TEGAL, smpantura – Lalu lintas di Jalan Setia Budi, Kelurahan Panggung, Kota Tegal, tampak sedikit berbeda, Jumat, 10 April 2026.
Sejumlah pengendara melambat, bahkan menoleh ke arah sebuah bangunan berbalut layos merah mencolok.
Di sana, warga dari berbagai usia terlihat berduyun-duyun masuk.
Sekilas, suasananya menyerupai hajatan. Namun ternyata bukan pesta, melainkan Kantor DPC PDI Perjuangan Kota Tegal yang di sulap menjadi Dapur Marhaen.
Di halaman hingga bagian dalam gedung, aktivitas tampak sibuk. Meja-meja pelayanan kesehatan tertata rapi.
Petugas medis berjaga, sementara warga duduk antre menunggu giliran pemeriksaan. Satu per satu dipanggil.

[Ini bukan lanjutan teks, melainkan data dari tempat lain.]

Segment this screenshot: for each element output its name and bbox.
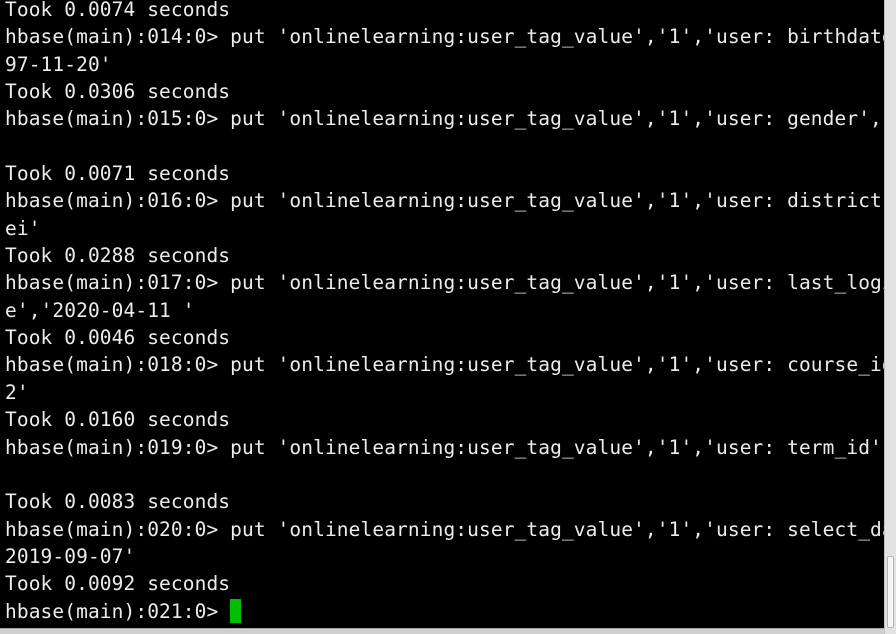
command-line: hbase(main):016:0> put 'onlinelearning:u… — [5, 189, 884, 213]
output-line: 2019-09-07' — [5, 544, 136, 568]
window-bottom-edge — [0, 628, 884, 634]
command-line: hbase(main):020:0> put 'onlinelearning:u… — [5, 517, 884, 541]
terminal-screen[interactable]: Took 0.0074 seconds hbase(main):014:0> p… — [0, 0, 884, 628]
output-line: Took 0.0306 seconds — [5, 80, 231, 104]
command-line: hbase(main):015:0> put 'onlinelearning:u… — [5, 107, 884, 131]
output-line: e','2020-04-11 ' — [5, 298, 195, 322]
terminal-output: Took 0.0074 seconds hbase(main):014:0> p… — [5, 0, 884, 625]
output-line: 97-11-20' — [5, 52, 112, 76]
scrollbar-thumb[interactable] — [887, 556, 894, 628]
shell-prompt: hbase(main):021:0> — [5, 599, 231, 623]
command-line: hbase(main):018:0> put 'onlinelearning:u… — [5, 353, 884, 377]
output-line: Took 0.0160 seconds — [5, 408, 231, 432]
output-line: Took 0.0046 seconds — [5, 326, 231, 350]
text-cursor — [230, 598, 242, 623]
command-line: hbase(main):014:0> put 'onlinelearning:u… — [5, 25, 884, 49]
command-line: hbase(main):017:0> put 'onlinelearning:u… — [5, 271, 884, 295]
output-line: Took 0.0092 seconds — [5, 572, 231, 596]
terminal-window: Took 0.0074 seconds hbase(main):014:0> p… — [0, 0, 896, 634]
output-line: ei' — [5, 216, 41, 240]
output-line: 2' — [5, 380, 29, 404]
output-line: Took 0.0074 seconds — [5, 0, 231, 21]
output-line: Took 0.0071 seconds — [5, 162, 231, 186]
command-line: hbase(main):019:0> put 'onlinelearning:u… — [5, 435, 884, 459]
output-line: Took 0.0288 seconds — [5, 244, 231, 268]
output-line: Took 0.0083 seconds — [5, 490, 231, 514]
prompt-line[interactable]: hbase(main):021:0> — [5, 598, 884, 625]
vertical-scrollbar[interactable] — [884, 0, 896, 634]
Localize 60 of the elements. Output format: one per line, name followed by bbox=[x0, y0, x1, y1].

Mereka menjalani pemeriksaan tekanan darah, gula darah hingga asam urat. Beberapa ibu juga mengikuti layanan pap smear yang di sediakan.
Di sudut lain, pemandangan berbeda terlihat. Sejumlah tukang becak memarkirkan kendaraannya di pinggir jalan.
Ada pula pengepul rongsok yang datang dengan pakaian kerja seadanya. Mereka ikut mengantre, memanfaatkan layanan gratis tersebut.
Suasana terasa akrab. Warga saling berbincang, sesekali bercanda, sembari menunggu panggilan dari petugas kesehatan.
Usai pemeriksaan, alur kegiatan berlanjut. Warga diarahkan menuju meja prasmanan yang telah disiapkan panitia.
Makanan tersaji sederhana, namun hangat dan cukup bagi mereka yang datang.
Tak berhenti di situ, setiap warga yang pulang juga membawa bungkusan sembako.
Ketua DPC PDI Perjuangan Kota Tegal, Edy Suripno mengatakan, kegiatan tersebut merupakan bagian dari misi kemanusiaan sekaligus bentuk dukungan terhadap program pemerintah.
“Ini gotong royong. Kami ingin hadir langsung membantu masyarakat, baik dari sisi kesehatan maupun kebutuhan dasar,” ujar pria yang akrab disapa Uyip.